Heads of agreements (HoA) or terms sheets are frequently used to document the salient terms of a proposed transaction, such as the purchase price or sale date. Lawyers may not like them, but they are a commercial reality, and some, if not all HoAs, are often expressed to be binding.
However, if the transaction contemplated by the HoA ultimately falls through, questions inevitably arise as to what, if any, parts of the HoA remain enforceable.
This was highlighted by the recent case of AMA Group Limited (AMA) v ASSK Investments Pty Ltd (ASSK) [2021] NSWCA 45, which considered whether a purchaser may back out of a business sale after signing a HoA which contained a condition that the business sale was ‘subject to Board approval’.
The New South Wales Court of Appeal held that the purchaser could back out, although the Court also, helpfully for the lawyers looking to draft these types of contracts, gave some clues as to how to that may occur.
The parties entered into a HoA for the sale of ASSK’s business to AMA in October 2019. The key term of the HOA was that the business sale was subject to:
‘all necessary third party consents, authorisations and approvals being obtained (including the Purchaser’s Board approval).’
The HOA also stated that:
In January 2020, the Chief Financial Officer of AMA wrote to ASSK informing it that AMA would not make the purchase, as Board approval could not be provided given the findings of due diligence undertaken by AMA after signing the HOA.
ASSK sought specific performance of the HOA, which was granted at first instance.
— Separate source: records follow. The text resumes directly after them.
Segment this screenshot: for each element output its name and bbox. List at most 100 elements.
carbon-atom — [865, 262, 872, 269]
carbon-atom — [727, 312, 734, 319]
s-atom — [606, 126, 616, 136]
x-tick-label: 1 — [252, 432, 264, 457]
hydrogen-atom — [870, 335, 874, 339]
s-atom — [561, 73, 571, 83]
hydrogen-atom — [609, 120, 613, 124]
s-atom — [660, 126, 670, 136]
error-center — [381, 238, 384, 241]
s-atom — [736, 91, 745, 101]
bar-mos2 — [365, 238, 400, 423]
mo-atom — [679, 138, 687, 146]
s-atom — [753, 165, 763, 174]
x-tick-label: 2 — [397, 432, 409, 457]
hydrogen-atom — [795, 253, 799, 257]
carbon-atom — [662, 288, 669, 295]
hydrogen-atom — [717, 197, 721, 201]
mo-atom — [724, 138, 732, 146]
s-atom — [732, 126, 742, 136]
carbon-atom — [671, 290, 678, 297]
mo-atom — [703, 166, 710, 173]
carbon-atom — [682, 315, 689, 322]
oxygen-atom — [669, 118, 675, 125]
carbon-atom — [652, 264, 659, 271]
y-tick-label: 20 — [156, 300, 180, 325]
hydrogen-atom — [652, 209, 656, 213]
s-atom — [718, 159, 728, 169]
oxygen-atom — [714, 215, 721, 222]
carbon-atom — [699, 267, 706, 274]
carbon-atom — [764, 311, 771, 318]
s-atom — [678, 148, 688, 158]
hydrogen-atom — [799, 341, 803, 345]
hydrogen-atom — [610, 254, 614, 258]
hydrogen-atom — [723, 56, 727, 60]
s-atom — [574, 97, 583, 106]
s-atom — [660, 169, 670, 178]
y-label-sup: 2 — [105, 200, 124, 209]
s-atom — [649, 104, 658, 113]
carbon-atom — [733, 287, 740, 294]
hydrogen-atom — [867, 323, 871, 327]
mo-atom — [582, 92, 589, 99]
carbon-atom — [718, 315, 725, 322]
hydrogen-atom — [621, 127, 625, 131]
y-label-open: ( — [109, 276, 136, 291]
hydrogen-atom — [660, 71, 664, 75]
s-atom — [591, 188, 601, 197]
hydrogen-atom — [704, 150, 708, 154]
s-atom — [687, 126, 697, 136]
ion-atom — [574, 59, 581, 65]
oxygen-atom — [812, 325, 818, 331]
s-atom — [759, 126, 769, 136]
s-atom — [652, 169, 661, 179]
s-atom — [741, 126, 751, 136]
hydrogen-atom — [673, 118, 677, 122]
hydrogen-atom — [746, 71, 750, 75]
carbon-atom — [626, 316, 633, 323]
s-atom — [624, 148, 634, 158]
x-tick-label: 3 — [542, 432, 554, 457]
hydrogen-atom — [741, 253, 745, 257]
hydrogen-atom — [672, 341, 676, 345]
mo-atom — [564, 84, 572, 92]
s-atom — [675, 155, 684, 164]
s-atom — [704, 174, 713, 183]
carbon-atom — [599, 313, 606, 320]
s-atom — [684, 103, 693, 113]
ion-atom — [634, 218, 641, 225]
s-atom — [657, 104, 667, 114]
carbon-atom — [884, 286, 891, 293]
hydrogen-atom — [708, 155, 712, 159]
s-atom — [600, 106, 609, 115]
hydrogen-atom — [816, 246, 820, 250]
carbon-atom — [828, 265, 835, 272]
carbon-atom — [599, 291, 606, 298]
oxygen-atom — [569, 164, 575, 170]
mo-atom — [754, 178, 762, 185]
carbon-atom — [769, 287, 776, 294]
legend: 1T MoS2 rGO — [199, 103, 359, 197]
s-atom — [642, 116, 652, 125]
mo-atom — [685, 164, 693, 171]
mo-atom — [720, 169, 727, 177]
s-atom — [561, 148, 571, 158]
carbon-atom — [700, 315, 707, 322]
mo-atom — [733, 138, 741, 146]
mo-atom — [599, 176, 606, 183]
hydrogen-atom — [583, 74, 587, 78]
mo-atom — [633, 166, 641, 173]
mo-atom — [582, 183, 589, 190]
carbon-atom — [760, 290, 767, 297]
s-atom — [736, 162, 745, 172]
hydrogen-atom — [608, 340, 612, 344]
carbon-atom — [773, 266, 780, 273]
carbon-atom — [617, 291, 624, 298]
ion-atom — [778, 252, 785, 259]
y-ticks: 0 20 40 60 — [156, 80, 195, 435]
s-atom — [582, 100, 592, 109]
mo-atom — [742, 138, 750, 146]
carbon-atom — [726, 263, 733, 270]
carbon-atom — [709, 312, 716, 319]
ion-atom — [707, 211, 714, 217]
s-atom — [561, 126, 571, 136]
AMA appealed this decision, arguing the primary judge had erred in failing to find the HOA had been validly terminated by AMA and it was not open to the court to order specific performance of the HOA.
The Court of Appeal upheld the well-accepted position that there is a ‘fundamental distinction between an agreement to sell and a sale’, and noted this distinction was evidenced in the current case by the sale being conditional on the purchaser undertaking due diligence and receiving Board approval.
It can also be inferred from Hammerschlag J’s comments at [61] to [66] that if a party wishes to bind another to a heads of agreement notwithstanding a condition that the sale is subject to Board approval, then the condition may be amended to assert that Board approval cannot be unreasonably withheld and that the Board must act honestly and in good faith in making such a determination, in order to mitigate the risk that a Board capriciously declines to proceed with the sale.